Question

Two forces of 10 N and 30 N are applied to a 10 kg box. Find (1) the box’s acceleration when both forces point due east and (2) the box’s acceleration when 10 N force points due east and 30 N force points due west.

Answer 1

1. Answer;

4 m/s²

Explanation;

When both forces point due east then;

the resultant force will be; 10 + 30 = 40 N due east

But; From second Newton's law of motion;

F = ma

Thus;

a = F/m ; F= 40 N and mass = 10 kg

= 40/ 10

= 4 m/s² to wards east

2. Answer;

1 m/s²

Explanation;

when 10 N force points due east and 30 N force points due west then;

the resultant force will be; 30 N - 10 N = 10 N due west

But; From second Newton's law of motion;

F = ma

Thus;

a = F/m

= 10 /10

= 1 m/s² , towards the west direction

Answer 2

Step-by-step explanation:

Given that,

First force = 10 N

Second force = 30 N

Mass of box = 10 kg

(1).
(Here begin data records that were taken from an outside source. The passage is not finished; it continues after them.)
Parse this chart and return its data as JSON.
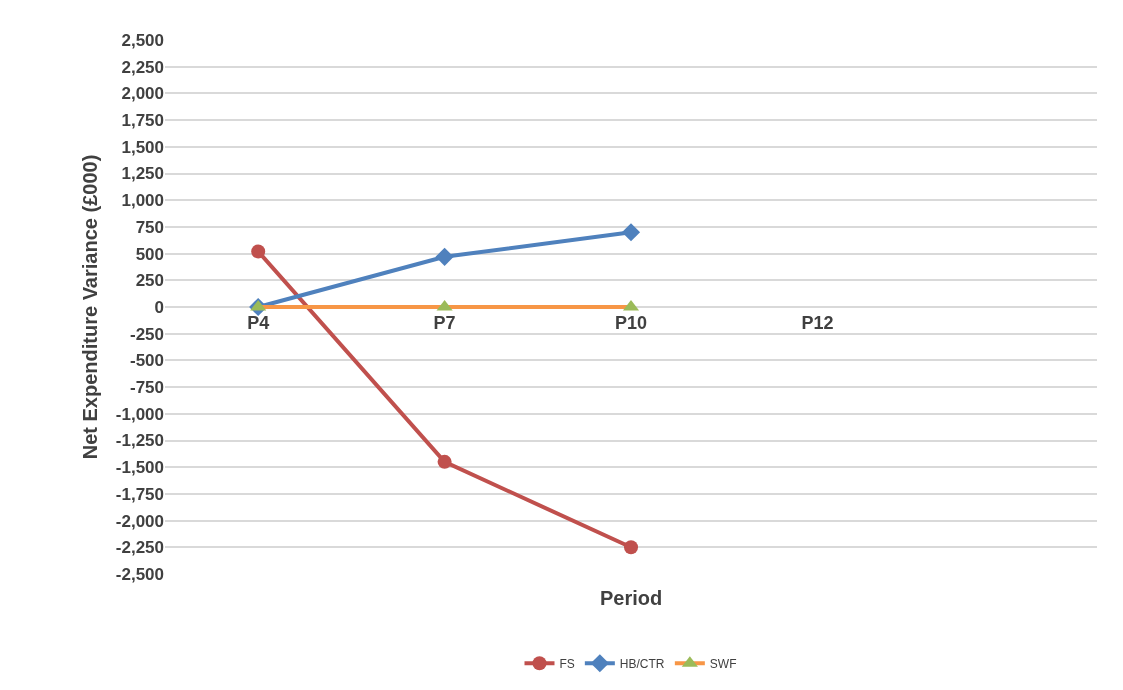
{
  "chart_data": {
    "type": "line",
    "xlabel": "Period",
    "ylabel": "Net Expenditure Variance (£000)",
    "categories": [
      "P4",
      "P7",
      "P10",
      "P12",
      null
    ],
    "series": [
      {
        "name": "FS",
        "color": "#c0504d",
        "marker": "circle",
        "values": [
          520,
          -1450,
          -2250,
          null,
          null
        ]
      },
      {
        "name": "HB/CTR",
        "color": "#4f81bd",
        "marker": "diamond",
        "values": [
          0,
          470,
          700,
          null,
          null
        ]
      },
      {
        "name": "SWF",
        "color": "#f79646",
        "colors": [
          "#9bbb59",
          "#9bbb59",
          "#9bbb59",
          null,
          null
        ],
        "marker": "triangle",
        "values": [
          0,
          0,
          0,
          null,
          null
        ]
      }
    ],
    "ylim": [
      -2500,
      2500
    ],
    "yticks": [
      {
        "value": -2500,
        "label": "-2,500"
      },
      {
        "value": -2250,
        "label": "-2,250"
      },
      {
        "value": -2000,
        "label": "-2,000"
      },
      {
        "value": -1750,
        "label": "-1,750"
      },
      {
        "value": -1500,
        "label": "-1,500"
      },
      {
        "value": -1250,
        "label": "-1,250"
      },
      {
        "value": -1000,
        "label": "-1,000"
      },
      -750,
      -500,
      -250,
      0,
      250,
      500,
      750,
      {
        "value": 1000,
        "label": "1,000"
      },
      {
        "value": 1250,
        "label": "1,250"
      },
      {
        "value": 1500,
        "label": "1,500"
      },
      {
        "value": 1750,
        "label": "1,750"
      },
      {
        "value": 2000,
        "label": "2,000"
      },
      {
        "value": 2250,
        "label": "2,250"
      },
      {
        "value": 2500,
        "label": "2,500"
      }
    ],
    "grid": "y",
    "legend": "bottom"
  }
}
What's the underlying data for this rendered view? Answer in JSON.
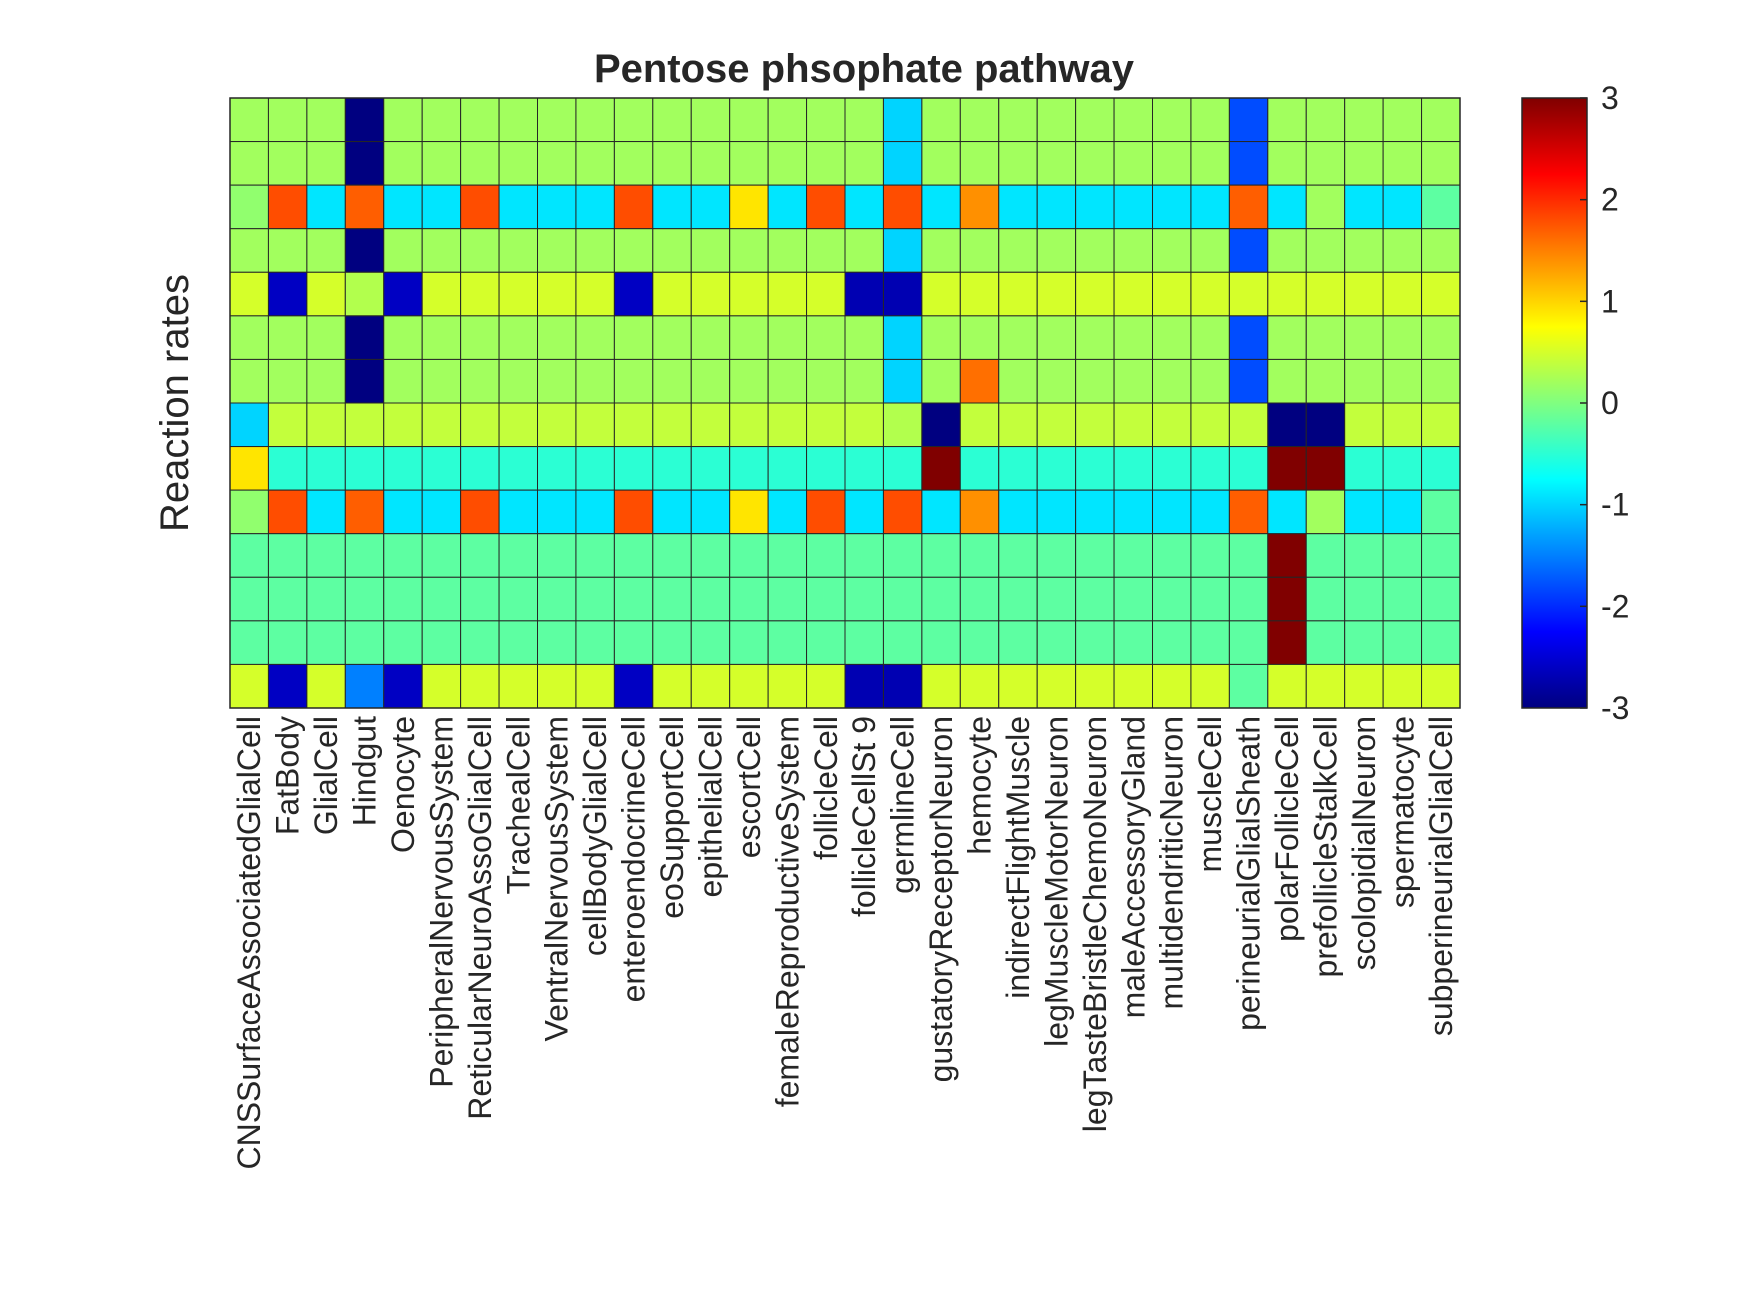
{
  "chart_data": {
    "type": "heatmap",
    "title": "Pentose phsophate pathway",
    "ylabel": "Reaction rates",
    "xlabel": "",
    "colormap": "jet",
    "clim": [
      -3,
      3
    ],
    "colorbar_ticks": [
      3,
      2,
      1,
      0,
      -1,
      -2,
      -3
    ],
    "categories": [
      "CNSSurfaceAssociatedGlialCell",
      "FatBody",
      "GlialCell",
      "Hindgut",
      "Oenocyte",
      "PeripheralNervousSystem",
      "ReticularNeuroAssoGlialCell",
      "TrachealCell",
      "VentralNervousSystem",
      "cellBodyGlialCell",
      "enteroendocrineCell",
      "eoSupportCell",
      "epithelialCell",
      "escortCell",
      "femaleReproductiveSystem",
      "follicleCell",
      "follicleCellSt 9",
      "germlineCell",
      "gustatoryReceptorNeuron",
      "hemocyte",
      "indirectFlightMuscle",
      "legMuscleMotorNeuron",
      "legTasteBristleChemoNeuron",
      "maleAccessoryGland",
      "multidendriticNeuron",
      "muscleCell",
      "perineurialGlialSheath",
      "polarFollicleCell",
      "prefollicleStalkCell",
      "scolopidialNeuron",
      "spermatocyte",
      "subperineurialGlialCell"
    ],
    "values": [
      [
        0.2,
        0.2,
        0.2,
        -3,
        0.2,
        0.2,
        0.2,
        0.2,
        0.2,
        0.2,
        0.2,
        0.2,
        0.2,
        0.2,
        0.2,
        0.2,
        0.2,
        -1,
        0.2,
        0.2,
        0.2,
        0.2,
        0.2,
        0.2,
        0.2,
        0.2,
        -1.8,
        0.2,
        0.2,
        0.2,
        0.2,
        0.2
      ],
      [
        0.2,
        0.2,
        0.2,
        -3,
        0.2,
        0.2,
        0.2,
        0.2,
        0.2,
        0.2,
        0.2,
        0.2,
        0.2,
        0.2,
        0.2,
        0.2,
        0.2,
        -1,
        0.2,
        0.2,
        0.2,
        0.2,
        0.2,
        0.2,
        0.2,
        0.2,
        -1.8,
        0.2,
        0.2,
        0.2,
        0.2,
        0.2
      ],
      [
        0.1,
        1.8,
        -0.9,
        1.7,
        -0.9,
        -0.9,
        1.8,
        -0.9,
        -0.9,
        -0.9,
        1.8,
        -0.9,
        -0.9,
        0.9,
        -0.9,
        1.8,
        -0.9,
        1.8,
        -0.9,
        1.4,
        -0.9,
        -0.9,
        -0.9,
        -0.9,
        -0.9,
        -0.9,
        1.7,
        -0.9,
        0.2,
        -0.9,
        -0.9,
        -0.2
      ],
      [
        0.2,
        0.2,
        0.2,
        -3,
        0.2,
        0.2,
        0.2,
        0.2,
        0.2,
        0.2,
        0.2,
        0.2,
        0.2,
        0.2,
        0.2,
        0.2,
        0.2,
        -1,
        0.2,
        0.2,
        0.2,
        0.2,
        0.2,
        0.2,
        0.2,
        0.2,
        -1.8,
        0.2,
        0.2,
        0.2,
        0.2,
        0.2
      ],
      [
        0.5,
        -2.6,
        0.5,
        0.3,
        -2.6,
        0.5,
        0.5,
        0.5,
        0.5,
        0.5,
        -2.6,
        0.5,
        0.5,
        0.5,
        0.5,
        0.5,
        -2.7,
        -2.7,
        0.5,
        0.5,
        0.5,
        0.5,
        0.5,
        0.5,
        0.5,
        0.5,
        0.5,
        0.5,
        0.5,
        0.5,
        0.5,
        0.5
      ],
      [
        0.2,
        0.2,
        0.2,
        -3,
        0.2,
        0.2,
        0.2,
        0.2,
        0.2,
        0.2,
        0.2,
        0.2,
        0.2,
        0.2,
        0.2,
        0.2,
        0.2,
        -1,
        0.2,
        0.2,
        0.2,
        0.2,
        0.2,
        0.2,
        0.2,
        0.2,
        -1.8,
        0.2,
        0.2,
        0.2,
        0.2,
        0.2
      ],
      [
        0.2,
        0.2,
        0.2,
        -3,
        0.2,
        0.2,
        0.2,
        0.2,
        0.2,
        0.2,
        0.2,
        0.2,
        0.2,
        0.2,
        0.2,
        0.2,
        0.2,
        -1,
        0.2,
        1.6,
        0.2,
        0.2,
        0.2,
        0.2,
        0.2,
        0.2,
        -1.8,
        0.2,
        0.2,
        0.2,
        0.2,
        0.2
      ],
      [
        -1,
        0.4,
        0.4,
        0.4,
        0.4,
        0.4,
        0.4,
        0.4,
        0.4,
        0.4,
        0.4,
        0.4,
        0.4,
        0.4,
        0.4,
        0.4,
        0.4,
        0.3,
        -3,
        0.4,
        0.4,
        0.4,
        0.4,
        0.4,
        0.4,
        0.4,
        0.4,
        -3,
        -3,
        0.4,
        0.4,
        0.4
      ],
      [
        0.9,
        -0.5,
        -0.5,
        -0.5,
        -0.5,
        -0.5,
        -0.5,
        -0.5,
        -0.5,
        -0.5,
        -0.5,
        -0.5,
        -0.5,
        -0.5,
        -0.5,
        -0.5,
        -0.5,
        -0.5,
        3,
        -0.5,
        -0.5,
        -0.5,
        -0.5,
        -0.5,
        -0.5,
        -0.5,
        -0.5,
        3,
        3,
        -0.5,
        -0.5,
        -0.5
      ],
      [
        0.1,
        1.8,
        -0.9,
        1.7,
        -0.9,
        -0.9,
        1.8,
        -0.9,
        -0.9,
        -0.9,
        1.8,
        -0.9,
        -0.9,
        0.9,
        -0.9,
        1.8,
        -0.9,
        1.8,
        -0.9,
        1.4,
        -0.9,
        -0.9,
        -0.9,
        -0.9,
        -0.9,
        -0.9,
        1.7,
        -0.9,
        0.2,
        -0.9,
        -0.9,
        -0.2
      ],
      [
        -0.2,
        -0.2,
        -0.2,
        -0.2,
        -0.2,
        -0.2,
        -0.2,
        -0.2,
        -0.2,
        -0.2,
        -0.2,
        -0.2,
        -0.2,
        -0.2,
        -0.2,
        -0.2,
        -0.2,
        -0.2,
        -0.2,
        -0.2,
        -0.2,
        -0.2,
        -0.2,
        -0.2,
        -0.2,
        -0.2,
        -0.2,
        3,
        -0.2,
        -0.2,
        -0.2,
        -0.2
      ],
      [
        -0.2,
        -0.2,
        -0.2,
        -0.2,
        -0.2,
        -0.2,
        -0.2,
        -0.2,
        -0.2,
        -0.2,
        -0.2,
        -0.2,
        -0.2,
        -0.2,
        -0.2,
        -0.2,
        -0.2,
        -0.2,
        -0.2,
        -0.2,
        -0.2,
        -0.2,
        -0.2,
        -0.2,
        -0.2,
        -0.2,
        -0.2,
        3,
        -0.2,
        -0.2,
        -0.2,
        -0.2
      ],
      [
        -0.2,
        -0.2,
        -0.2,
        -0.2,
        -0.2,
        -0.2,
        -0.2,
        -0.2,
        -0.2,
        -0.2,
        -0.2,
        -0.2,
        -0.2,
        -0.2,
        -0.2,
        -0.2,
        -0.2,
        -0.2,
        -0.2,
        -0.2,
        -0.2,
        -0.2,
        -0.2,
        -0.2,
        -0.2,
        -0.2,
        -0.2,
        3,
        -0.2,
        -0.2,
        -0.2,
        -0.2
      ],
      [
        0.5,
        -2.6,
        0.5,
        -1.5,
        -2.6,
        0.5,
        0.5,
        0.5,
        0.5,
        0.5,
        -2.6,
        0.5,
        0.5,
        0.5,
        0.5,
        0.5,
        -2.7,
        -2.7,
        0.5,
        0.5,
        0.5,
        0.5,
        0.5,
        0.5,
        0.5,
        0.5,
        -0.2,
        0.5,
        0.5,
        0.5,
        0.5,
        0.5
      ]
    ]
  }
}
When both forces point due east

Then the net force will be

`F_(net)=F_(1)+F_(2)`

`F_(net)=10+30`

`F=40 N`

We need to calculate the acceleration

Using newton's second law

`F= ma`

put the value into the formula

`40=10* a`

`a=(40)/(10)`

`a=4\ m/s^2`

The box accelerate towards east.

(2). When 10 N force points due east and 30 N force points due west.

Then the net force will be

`F_(net)=F_(2)-f_(1)`

`F_(net)=30-10=20\ N`

We need to calculate the acceleration

Using newton's second law

`F= ma`

`20=10* a`

`a=(20)/(10)`

`a=2\ m/s^2`

The box accelerate towards west.

Hence, This is the required solution.